The four had all served previous jail sentences for anti-state convictions and are connected to a lawyer arrested two years ago. The Ministry of Public Security said in a statement on its website that the four were taken into custody on Sunday.
They are Pham Van Troi, 45, from Hanoi; Nguyen Bac Truyen, 49, from Ho Chi Minh City; freelance writer Truong Minh Duc, 57 from Ho Chi Minh City; and Protestant pastor Nguyen Trung Ton, 45 from the northern province of Thanh Hoa.
They were connected to lawyer Nguyen Van Dai who was arrested along with activist Le Thu Ha in December 2015. Dai himself was convicted of spreading propaganda against the state and sentenced to four years in prison in 2007.

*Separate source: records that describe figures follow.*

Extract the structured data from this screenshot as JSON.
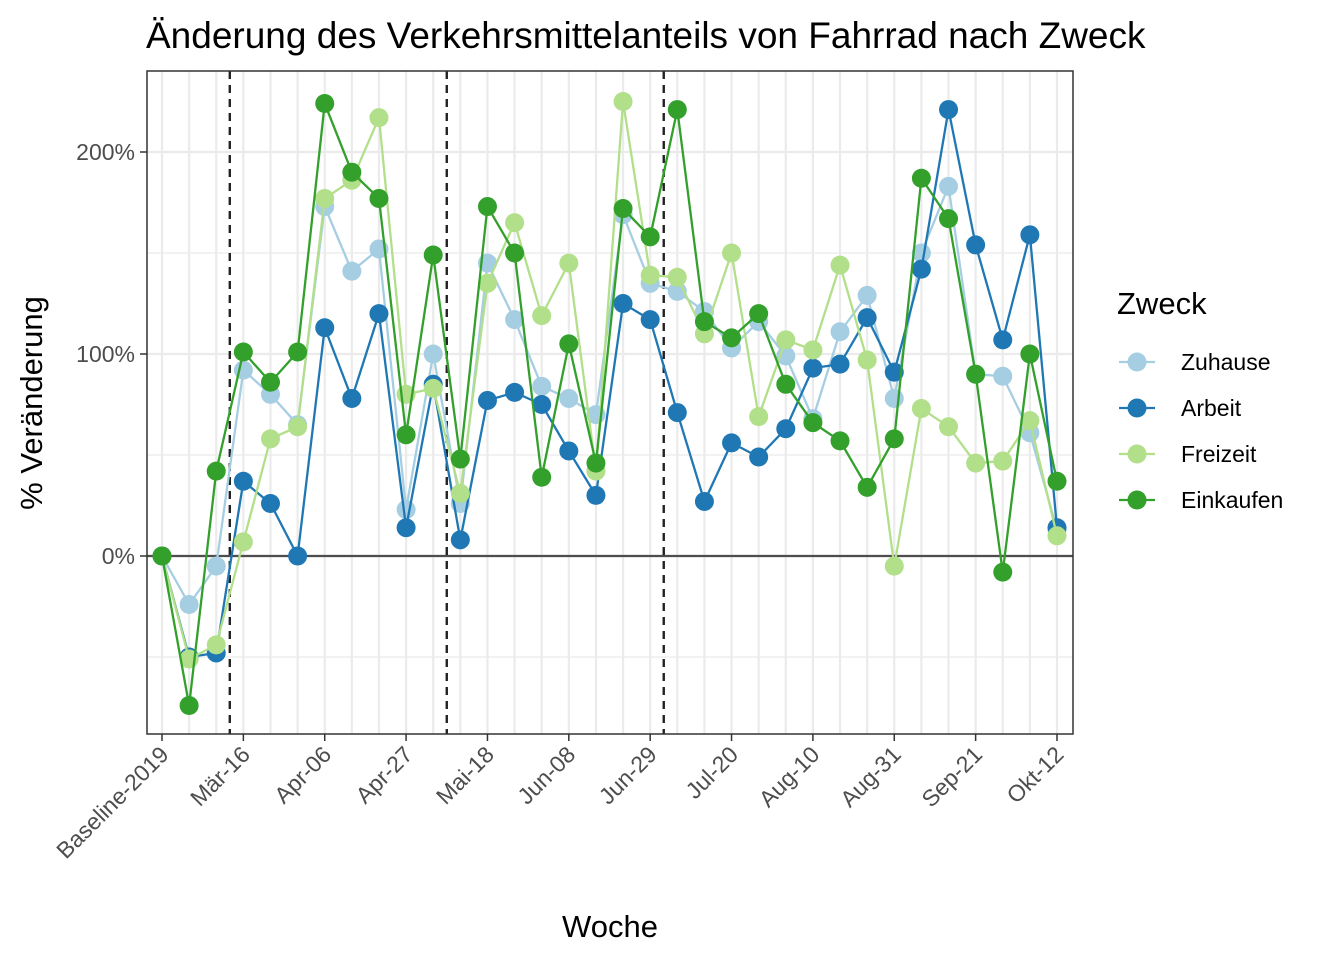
{
  "chart_data": {
    "type": "line",
    "title": "Änderung des Verkehrsmittelanteils von Fahrrad nach Zweck",
    "xlabel": "Woche",
    "ylabel": "% Veränderung",
    "y_tick_labels": [
      "0%",
      "100%",
      "200%"
    ],
    "y_ticks": [
      0,
      100,
      200
    ],
    "ylim": [
      -88,
      240
    ],
    "x_tick_labels": [
      "Baseline-2019",
      "Mär-16",
      "Apr-06",
      "Apr-27",
      "Mai-18",
      "Jun-08",
      "Jun-29",
      "Jul-20",
      "Aug-10",
      "Aug-31",
      "Sep-21",
      "Okt-12"
    ],
    "x_tick_indices": [
      0,
      3,
      6,
      9,
      12,
      15,
      18,
      21,
      24,
      27,
      30,
      33
    ],
    "n_points": 34,
    "vlines_after_index": [
      2.5,
      10.5,
      18.5
    ],
    "hline": 0,
    "grid": true,
    "legend_title": "Zweck",
    "legend_position": "right",
    "series": [
      {
        "name": "Zuhause",
        "color": "#a6cee3",
        "values": [
          0,
          -24,
          -5,
          92,
          80,
          65,
          173,
          141,
          152,
          23,
          100,
          26,
          145,
          117,
          84,
          78,
          70,
          169,
          135,
          131,
          121,
          103,
          116,
          99,
          68,
          111,
          129,
          78,
          150,
          183,
          90,
          89,
          61,
          13
        ]
      },
      {
        "name": "Arbeit",
        "color": "#1f78b4",
        "values": [
          0,
          -50,
          -48,
          37,
          26,
          0,
          113,
          78,
          120,
          14,
          85,
          8,
          77,
          81,
          75,
          52,
          30,
          125,
          117,
          71,
          27,
          56,
          49,
          63,
          93,
          95,
          118,
          91,
          142,
          221,
          154,
          107,
          159,
          14
        ]
      },
      {
        "name": "Freizeit",
        "color": "#b2df8a",
        "values": [
          0,
          -51,
          -44,
          7,
          58,
          64,
          177,
          186,
          217,
          80,
          83,
          31,
          135,
          165,
          119,
          145,
          42,
          225,
          139,
          138,
          110,
          150,
          69,
          107,
          102,
          144,
          97,
          -5,
          73,
          64,
          46,
          47,
          67,
          10
        ]
      },
      {
        "name": "Einkaufen",
        "color": "#33a02c",
        "values": [
          0,
          -74,
          42,
          101,
          86,
          101,
          224,
          190,
          177,
          60,
          149,
          48,
          173,
          150,
          39,
          105,
          46,
          172,
          158,
          221,
          116,
          108,
          120,
          85,
          66,
          57,
          34,
          58,
          187,
          167,
          90,
          -8,
          100,
          37
        ]
      }
    ]
  }
}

The activists, however, now face much more serious charges of activities that aim at “overthrowing the people’s administration,” an offense that carries up to death penalty.
Despite sweeping economic reforms launched three decades ago that opened up the communist-ruled country to foreign trade and investment, Vietnamese authorities maintain tight control on society and the media and tolerate no challenges to the Communist Party’s monopoly on power.

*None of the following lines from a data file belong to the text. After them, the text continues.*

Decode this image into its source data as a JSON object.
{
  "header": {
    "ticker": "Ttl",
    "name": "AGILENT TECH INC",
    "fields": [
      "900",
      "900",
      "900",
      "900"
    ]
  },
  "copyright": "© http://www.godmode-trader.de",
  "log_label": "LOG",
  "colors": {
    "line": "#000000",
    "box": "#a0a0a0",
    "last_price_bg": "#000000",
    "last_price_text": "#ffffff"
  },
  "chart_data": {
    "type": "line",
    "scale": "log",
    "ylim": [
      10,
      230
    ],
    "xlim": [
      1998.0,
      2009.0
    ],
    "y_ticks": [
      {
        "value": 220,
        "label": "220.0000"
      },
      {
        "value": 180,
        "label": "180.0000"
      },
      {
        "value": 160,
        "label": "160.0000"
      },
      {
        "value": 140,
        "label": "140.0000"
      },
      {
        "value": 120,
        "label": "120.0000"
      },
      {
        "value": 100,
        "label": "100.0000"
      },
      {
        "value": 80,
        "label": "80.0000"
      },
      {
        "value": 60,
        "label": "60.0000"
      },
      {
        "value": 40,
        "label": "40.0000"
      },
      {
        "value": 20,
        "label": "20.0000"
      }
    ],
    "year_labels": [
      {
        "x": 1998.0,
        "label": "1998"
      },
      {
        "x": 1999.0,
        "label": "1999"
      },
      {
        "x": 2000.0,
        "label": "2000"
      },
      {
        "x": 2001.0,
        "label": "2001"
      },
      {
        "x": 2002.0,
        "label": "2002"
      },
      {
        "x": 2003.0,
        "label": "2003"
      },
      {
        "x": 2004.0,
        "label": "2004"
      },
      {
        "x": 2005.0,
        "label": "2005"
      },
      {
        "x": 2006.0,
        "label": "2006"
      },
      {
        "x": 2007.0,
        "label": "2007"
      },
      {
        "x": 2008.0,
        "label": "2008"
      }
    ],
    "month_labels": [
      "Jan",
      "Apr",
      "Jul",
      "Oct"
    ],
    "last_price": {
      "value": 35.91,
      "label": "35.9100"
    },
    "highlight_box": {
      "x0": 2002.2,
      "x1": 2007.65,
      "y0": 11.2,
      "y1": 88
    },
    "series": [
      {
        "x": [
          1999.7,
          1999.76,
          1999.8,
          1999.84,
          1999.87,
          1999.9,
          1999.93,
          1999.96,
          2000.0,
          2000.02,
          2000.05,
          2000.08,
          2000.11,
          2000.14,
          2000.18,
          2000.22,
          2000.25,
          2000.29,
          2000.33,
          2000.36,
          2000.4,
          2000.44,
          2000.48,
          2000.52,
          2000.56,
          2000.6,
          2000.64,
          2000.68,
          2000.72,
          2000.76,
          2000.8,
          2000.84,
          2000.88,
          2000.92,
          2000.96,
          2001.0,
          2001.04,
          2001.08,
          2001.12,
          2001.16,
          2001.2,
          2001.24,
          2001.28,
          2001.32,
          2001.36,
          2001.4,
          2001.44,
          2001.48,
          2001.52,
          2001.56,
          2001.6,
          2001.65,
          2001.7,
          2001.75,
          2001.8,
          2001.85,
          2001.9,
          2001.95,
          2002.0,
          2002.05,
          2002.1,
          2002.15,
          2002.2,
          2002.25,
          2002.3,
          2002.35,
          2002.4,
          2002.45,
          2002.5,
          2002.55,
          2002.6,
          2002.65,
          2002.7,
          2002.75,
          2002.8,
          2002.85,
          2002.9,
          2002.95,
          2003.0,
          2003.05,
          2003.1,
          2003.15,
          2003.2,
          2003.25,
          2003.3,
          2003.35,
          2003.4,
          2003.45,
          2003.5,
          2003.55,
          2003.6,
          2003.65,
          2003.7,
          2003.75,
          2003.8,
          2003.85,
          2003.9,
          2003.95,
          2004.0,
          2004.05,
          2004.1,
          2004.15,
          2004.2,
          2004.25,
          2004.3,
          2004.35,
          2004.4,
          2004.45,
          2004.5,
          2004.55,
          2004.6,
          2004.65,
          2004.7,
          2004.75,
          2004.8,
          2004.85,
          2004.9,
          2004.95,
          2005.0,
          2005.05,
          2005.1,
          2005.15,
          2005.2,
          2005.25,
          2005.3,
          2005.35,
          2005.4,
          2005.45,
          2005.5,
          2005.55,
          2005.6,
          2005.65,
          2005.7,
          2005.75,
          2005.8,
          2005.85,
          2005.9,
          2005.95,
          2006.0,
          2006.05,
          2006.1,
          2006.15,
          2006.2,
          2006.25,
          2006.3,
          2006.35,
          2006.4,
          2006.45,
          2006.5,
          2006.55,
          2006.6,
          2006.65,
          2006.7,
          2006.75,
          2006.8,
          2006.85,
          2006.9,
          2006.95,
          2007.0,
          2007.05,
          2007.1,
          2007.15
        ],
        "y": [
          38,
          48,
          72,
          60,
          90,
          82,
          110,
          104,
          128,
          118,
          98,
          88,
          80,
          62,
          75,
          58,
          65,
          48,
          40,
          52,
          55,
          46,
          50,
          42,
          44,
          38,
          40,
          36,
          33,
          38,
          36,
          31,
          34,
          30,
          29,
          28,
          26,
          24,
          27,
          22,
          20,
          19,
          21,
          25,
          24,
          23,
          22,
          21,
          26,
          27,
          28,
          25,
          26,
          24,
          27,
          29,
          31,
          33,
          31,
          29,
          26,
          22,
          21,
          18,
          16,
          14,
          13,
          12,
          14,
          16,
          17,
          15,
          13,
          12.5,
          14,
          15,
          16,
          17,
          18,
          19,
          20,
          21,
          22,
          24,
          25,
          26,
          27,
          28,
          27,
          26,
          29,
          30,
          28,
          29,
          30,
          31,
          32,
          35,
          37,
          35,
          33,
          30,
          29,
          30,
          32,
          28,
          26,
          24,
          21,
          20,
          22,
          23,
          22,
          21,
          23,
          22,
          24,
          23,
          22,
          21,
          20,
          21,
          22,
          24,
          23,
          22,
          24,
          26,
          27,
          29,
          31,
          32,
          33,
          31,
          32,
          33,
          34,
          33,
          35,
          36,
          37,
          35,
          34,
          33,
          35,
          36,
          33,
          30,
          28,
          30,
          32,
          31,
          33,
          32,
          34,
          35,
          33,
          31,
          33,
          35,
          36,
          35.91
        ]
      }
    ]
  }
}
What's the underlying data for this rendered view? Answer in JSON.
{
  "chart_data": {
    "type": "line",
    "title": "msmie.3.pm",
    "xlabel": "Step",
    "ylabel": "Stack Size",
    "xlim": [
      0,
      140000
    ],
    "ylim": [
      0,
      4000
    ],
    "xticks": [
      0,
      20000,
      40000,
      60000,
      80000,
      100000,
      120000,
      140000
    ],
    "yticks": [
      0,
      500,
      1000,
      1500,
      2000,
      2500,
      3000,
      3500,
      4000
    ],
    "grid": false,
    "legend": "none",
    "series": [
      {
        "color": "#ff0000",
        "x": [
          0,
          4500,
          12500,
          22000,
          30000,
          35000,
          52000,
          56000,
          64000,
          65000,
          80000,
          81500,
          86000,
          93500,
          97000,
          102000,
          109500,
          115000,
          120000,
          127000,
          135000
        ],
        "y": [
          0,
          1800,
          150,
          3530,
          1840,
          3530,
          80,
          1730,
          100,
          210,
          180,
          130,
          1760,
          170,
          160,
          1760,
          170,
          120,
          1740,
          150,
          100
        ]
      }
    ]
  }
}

Their arrests came a month after the two activists were given harsh sentences for anti-state propaganda.
Last week, activists Tran Thi Nga was convicted of spreading anti-state propaganda and sentenced to nine years in prison and prominent blogger Nguyen Ngoc Nhu Quynh, who was also known as Mother Mushroom, was convicted of the same charges and given 10 years in jail a month ago.
The U.N. Human Rights Commission, some Western governments as well as international human rights groups have criticized the convictions on what they say vaguely worded charges and have urged Vietnamese government to release the two.
Hanoi has maintained that there are no political prisoners in Vietnam, only law breakers are put behind bars.